O acidente que virou sucesso
O cantor de forró Adelmário Coelho, natural de Curaçá, na Bahia, viu sua carreira decolar após um inusitado acidente de carreta. Em 1995, quando ainda trabalhava no Polo Petroquímico da Bahia, ele gravou seu primeiro CD, que incluía a música "Não Fale Mal do Meu País", de João Caetano. Foram encomendadas 3 mil cópias, enviadas de São Paulo para a Bahia. No entanto, próximo a Porto Seguro, a carreta que transportava os CDs tombou e toda a carga foi saqueada.

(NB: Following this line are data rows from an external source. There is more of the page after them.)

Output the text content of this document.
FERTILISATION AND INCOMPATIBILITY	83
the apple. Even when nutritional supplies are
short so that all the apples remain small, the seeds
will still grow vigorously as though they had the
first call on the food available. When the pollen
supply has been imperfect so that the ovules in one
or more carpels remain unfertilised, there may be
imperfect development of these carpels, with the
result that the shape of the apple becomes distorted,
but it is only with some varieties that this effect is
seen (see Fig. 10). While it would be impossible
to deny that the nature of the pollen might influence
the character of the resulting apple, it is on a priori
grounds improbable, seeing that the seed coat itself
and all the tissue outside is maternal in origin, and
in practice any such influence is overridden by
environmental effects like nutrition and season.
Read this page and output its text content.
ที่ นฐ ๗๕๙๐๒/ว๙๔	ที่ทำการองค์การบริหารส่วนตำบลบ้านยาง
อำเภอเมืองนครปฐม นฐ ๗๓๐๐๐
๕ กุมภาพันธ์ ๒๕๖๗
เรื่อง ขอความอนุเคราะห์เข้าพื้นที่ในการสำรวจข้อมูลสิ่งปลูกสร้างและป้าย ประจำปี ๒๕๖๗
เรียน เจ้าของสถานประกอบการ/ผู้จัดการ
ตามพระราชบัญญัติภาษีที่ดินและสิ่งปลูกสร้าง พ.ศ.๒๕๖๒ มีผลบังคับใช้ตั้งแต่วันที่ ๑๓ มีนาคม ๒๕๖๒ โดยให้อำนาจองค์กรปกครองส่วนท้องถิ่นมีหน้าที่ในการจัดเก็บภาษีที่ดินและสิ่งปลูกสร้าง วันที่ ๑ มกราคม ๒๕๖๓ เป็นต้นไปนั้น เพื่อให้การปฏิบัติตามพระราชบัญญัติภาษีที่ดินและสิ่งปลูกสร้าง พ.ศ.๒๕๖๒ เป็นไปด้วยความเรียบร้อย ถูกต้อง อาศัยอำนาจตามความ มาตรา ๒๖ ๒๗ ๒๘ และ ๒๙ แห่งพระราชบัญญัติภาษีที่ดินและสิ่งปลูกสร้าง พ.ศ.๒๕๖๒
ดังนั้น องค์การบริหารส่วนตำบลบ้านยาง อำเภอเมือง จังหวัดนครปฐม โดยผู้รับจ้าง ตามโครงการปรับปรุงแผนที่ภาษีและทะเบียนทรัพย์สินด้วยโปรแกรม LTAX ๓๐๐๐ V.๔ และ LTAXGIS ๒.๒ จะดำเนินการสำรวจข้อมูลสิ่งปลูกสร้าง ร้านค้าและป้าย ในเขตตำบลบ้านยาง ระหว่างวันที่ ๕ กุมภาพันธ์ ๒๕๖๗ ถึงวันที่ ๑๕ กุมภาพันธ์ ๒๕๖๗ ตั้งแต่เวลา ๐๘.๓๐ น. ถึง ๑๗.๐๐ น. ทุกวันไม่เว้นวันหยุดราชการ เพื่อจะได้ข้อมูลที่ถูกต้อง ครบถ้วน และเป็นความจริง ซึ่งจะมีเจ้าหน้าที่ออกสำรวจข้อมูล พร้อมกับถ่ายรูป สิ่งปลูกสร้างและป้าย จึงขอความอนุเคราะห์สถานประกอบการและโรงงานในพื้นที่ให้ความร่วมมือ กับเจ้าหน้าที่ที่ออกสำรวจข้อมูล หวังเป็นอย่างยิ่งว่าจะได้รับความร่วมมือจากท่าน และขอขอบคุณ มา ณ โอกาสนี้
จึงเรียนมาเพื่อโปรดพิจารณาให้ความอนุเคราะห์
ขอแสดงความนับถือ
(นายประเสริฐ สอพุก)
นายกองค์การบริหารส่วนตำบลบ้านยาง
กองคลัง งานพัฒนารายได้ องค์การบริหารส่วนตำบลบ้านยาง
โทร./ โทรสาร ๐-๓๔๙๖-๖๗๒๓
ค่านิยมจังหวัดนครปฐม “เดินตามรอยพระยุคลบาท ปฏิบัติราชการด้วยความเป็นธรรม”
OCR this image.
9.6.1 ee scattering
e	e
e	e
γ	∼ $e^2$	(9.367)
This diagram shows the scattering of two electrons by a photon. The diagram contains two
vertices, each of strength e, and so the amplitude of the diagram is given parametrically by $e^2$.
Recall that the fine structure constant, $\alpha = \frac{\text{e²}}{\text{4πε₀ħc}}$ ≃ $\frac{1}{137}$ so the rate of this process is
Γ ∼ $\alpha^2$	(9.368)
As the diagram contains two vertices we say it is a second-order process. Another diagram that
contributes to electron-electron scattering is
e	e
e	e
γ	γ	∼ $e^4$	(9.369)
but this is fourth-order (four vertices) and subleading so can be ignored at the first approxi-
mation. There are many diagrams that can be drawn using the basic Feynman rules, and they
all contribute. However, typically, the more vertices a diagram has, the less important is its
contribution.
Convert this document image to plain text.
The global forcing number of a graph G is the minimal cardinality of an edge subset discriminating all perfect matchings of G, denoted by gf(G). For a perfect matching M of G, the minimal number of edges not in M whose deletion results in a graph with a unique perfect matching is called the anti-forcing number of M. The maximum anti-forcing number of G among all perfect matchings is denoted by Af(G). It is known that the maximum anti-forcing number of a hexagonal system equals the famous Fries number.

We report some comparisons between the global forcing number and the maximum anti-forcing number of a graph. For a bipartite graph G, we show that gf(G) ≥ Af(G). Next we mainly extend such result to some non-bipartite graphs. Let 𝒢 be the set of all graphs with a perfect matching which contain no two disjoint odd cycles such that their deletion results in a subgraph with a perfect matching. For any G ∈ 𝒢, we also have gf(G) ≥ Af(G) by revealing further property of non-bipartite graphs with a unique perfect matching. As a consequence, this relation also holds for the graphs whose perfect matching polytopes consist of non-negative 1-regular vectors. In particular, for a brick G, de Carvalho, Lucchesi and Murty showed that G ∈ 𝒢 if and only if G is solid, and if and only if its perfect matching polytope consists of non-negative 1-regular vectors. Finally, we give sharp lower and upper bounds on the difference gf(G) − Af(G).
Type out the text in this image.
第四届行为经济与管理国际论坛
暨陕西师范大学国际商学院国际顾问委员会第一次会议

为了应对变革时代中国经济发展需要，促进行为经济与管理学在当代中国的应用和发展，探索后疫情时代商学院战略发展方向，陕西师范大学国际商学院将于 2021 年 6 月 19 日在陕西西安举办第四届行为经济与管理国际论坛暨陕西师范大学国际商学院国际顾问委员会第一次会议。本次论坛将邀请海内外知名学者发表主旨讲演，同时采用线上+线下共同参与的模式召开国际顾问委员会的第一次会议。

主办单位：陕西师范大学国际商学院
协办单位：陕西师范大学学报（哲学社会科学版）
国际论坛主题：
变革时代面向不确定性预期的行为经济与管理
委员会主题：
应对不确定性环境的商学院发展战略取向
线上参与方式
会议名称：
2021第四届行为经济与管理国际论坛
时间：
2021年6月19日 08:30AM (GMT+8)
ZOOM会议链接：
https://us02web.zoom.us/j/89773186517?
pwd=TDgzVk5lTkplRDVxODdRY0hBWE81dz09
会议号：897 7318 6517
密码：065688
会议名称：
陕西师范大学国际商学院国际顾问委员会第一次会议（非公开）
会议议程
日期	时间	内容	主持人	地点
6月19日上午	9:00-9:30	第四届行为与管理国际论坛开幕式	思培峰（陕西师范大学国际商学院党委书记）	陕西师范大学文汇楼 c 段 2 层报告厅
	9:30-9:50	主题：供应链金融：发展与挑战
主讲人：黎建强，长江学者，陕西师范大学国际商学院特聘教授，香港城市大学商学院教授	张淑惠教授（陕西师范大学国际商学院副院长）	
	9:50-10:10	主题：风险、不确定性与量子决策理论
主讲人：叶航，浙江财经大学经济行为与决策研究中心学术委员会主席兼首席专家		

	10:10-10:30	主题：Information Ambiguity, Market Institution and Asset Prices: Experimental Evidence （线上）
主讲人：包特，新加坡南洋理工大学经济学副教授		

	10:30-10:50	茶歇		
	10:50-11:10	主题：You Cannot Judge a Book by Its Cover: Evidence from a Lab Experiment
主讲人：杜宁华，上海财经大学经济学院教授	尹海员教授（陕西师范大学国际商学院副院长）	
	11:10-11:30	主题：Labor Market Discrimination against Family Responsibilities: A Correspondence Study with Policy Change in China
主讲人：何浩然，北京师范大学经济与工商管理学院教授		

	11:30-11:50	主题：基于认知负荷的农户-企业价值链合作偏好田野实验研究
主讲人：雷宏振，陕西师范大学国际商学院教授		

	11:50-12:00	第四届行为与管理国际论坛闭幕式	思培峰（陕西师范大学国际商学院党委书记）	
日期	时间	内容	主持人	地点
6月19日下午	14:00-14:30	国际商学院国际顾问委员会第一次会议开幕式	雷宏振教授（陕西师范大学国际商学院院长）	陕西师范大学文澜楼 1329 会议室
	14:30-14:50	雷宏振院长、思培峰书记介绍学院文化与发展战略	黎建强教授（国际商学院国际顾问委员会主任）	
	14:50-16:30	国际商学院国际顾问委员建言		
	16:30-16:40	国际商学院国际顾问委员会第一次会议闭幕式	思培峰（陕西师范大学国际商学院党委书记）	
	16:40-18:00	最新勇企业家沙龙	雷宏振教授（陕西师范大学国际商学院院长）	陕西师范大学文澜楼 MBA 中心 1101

O efeito borboleta no forró
Inicialmente frustrado, Adelmário pensou que o incidente prejudicaria seus planos. Mas o destino reservava uma reviravolta: uma senhora que encontrou alguns dos CDs saqueados os entregou ao locutor Charles, da FM Porto Seguro. Charles começou a tocar a música e sortear os CDs entre os ouvintes. A canção caiu no gosto do público, e o telefone de Adelmário não parou de tocar com convites para shows. Paralelamente, o CD se espalhou pela pirataria, ampliando ainda mais seu alcance.
Carreira consolidada
Apesar do sucesso repentino, Adelmário manteve seu emprego no Polo Petroquímico até se aposentar, dedicando-se integralmente à música depois disso. Hoje, com 30 anos de carreira, ele percorre o Brasil com seu forró, que define como sua paixão e identidade musical. "Faço por amor, em defesa do forró, e considero meu público sagrado", afirma o cantor.
Trajetória musical
Adelmário nasceu no distrito de Barro Vermelho, em Curaçá, e mudou-se para Salvador nos anos 1970. Frequentador do restaurante Uauá, em Itapuã, onde o forró era animado, ele começou a cantar esporadicamente. Em 1994, durante uma viagem a Caruaru, gravou suas primeiras músicas em um estúdio. O dono do estúdio gostou de sua voz e lhe deu mais nove músicas para gravar, resultando em um LP que tocou em rádios de Salvador. No ano seguinte, gravou o CD que seria impulsionado pelo acidente.
Legado e reconhecimento
O acidente de carreta, que poderia ter sido um desastre, tornou-se o trampolim para a carreira de Adelmário Coelho. Sua história é um exemplo clássico do efeito borboleta, onde um evento aparentemente negativo gerou consequências positivas e duradouras. Hoje, ele é um nome respeitado no forró brasileiro, com uma trajetória marcada pela persistência e pelo amor à música nordestina.